(502c) Organic Inorganic Hybrids as Electrolytes
AIChE Annual Meeting
2010 Annual Meeting
Engineering Sciences and Fundamentals
Wednesday, November 10, 2010 - 4:15pm to 4:45pm
Secondary batteries containing Li metal as anode provide one of the highest known energy densities. They are therefore desirable candidates for electric and hybrid electric vehicles. However, current liquid electrolytes cannot be employed with lithium metal anode because they allow dangerous lithium dendrite growth during the charge discharge cycles. Solid polymer electrolytes, on the other hand, are known to be effective in reducing dendrite growth and hence, spurred lot of interest in the development of polymer and composite polymer electrolytes for use in lithium batteries. The well-known solid ionic conductor, poly ethylene oxide (PEO), is crystalline and exhibits poor ionic conductivities at room temperature. Several alternatives are currently being investigated to improve the ionic conductivity and mechanical properties of PEO. Alternatively, Ionic liquids (IL's) are emerging as novel electrolytes for energy storage devices due to their attractive properties such as, ultralow vapor pressure, high thermal stability, high ionic conductivity and wide redox stability. But, IL's suffer from the low lithium transference numbers and also problems pertaining to dendrite growth. Tethering IL's to nano particles may mitigate the above problems. Recently, we have created organic-inorganic nano composite materials by covalently tethering a PEO to a variety of nano particles [1-3]. Liu et al.  synthesized luminescent ZnO nanocrystals stabilized by ammonium based IL. The IL modified ZnO nano crystals showed tunable photoluminescence properties. Nevertheless, none of the reported work were investigated the solvent free IL nano particle composites as electrolytes. Herein, we report IL tethered nano particle hybrid materials (NILs) synthesis and characterization as electrolytes for Li batteries. NILs exhibit reasonably high ionic conductivities, when doped with lithium bis(trifluoromethylsulfonyl)imide (LiTFSI) salt, and manifest yield stress fluid type mechanical properties with wide redox stability window.

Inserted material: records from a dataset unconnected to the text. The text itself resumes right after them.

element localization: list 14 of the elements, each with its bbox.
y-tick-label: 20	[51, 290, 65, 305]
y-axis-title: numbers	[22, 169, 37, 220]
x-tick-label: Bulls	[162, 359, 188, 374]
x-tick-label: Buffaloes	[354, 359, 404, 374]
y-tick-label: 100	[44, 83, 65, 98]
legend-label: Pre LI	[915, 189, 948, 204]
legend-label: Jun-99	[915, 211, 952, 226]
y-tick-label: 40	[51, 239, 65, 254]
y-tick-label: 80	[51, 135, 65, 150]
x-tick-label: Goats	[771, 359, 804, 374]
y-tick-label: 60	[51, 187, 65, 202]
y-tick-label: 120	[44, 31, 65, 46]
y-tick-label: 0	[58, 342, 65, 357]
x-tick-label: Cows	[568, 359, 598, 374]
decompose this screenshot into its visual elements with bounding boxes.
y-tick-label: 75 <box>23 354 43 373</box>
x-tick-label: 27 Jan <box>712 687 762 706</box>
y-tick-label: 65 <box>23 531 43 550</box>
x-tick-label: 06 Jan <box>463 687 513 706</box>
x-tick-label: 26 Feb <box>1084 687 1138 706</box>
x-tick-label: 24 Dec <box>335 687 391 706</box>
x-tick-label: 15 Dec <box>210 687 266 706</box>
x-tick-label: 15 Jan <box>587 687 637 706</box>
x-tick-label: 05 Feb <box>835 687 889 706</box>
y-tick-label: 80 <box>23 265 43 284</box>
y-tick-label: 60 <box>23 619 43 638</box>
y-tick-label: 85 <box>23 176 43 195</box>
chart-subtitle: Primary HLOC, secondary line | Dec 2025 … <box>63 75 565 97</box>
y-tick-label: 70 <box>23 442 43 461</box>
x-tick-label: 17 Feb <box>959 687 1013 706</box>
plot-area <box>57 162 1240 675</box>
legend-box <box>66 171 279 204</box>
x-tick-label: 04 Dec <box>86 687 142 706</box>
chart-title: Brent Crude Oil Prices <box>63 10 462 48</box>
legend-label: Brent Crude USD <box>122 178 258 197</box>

 A. B. Bourlinos, R. Herrera, N. Chalkias, D. D. Jiang, Q. Zhang, L. A. Archer, E. P. Giannelis, Advanced Materials, 17, 234, 2005.  P. Agrawal, H. Qi, L. A. Archer, Nano Letters, 10, 111, 2010.  J. L. Nugent, S. S. Moganty, L. A. Archer, Advanced Materials, In Press.  D. P. Liu, G. D. Li, Y. Su, J. S. Chen, Angew. Chem. Int. Ed, 45, 7370, 2006.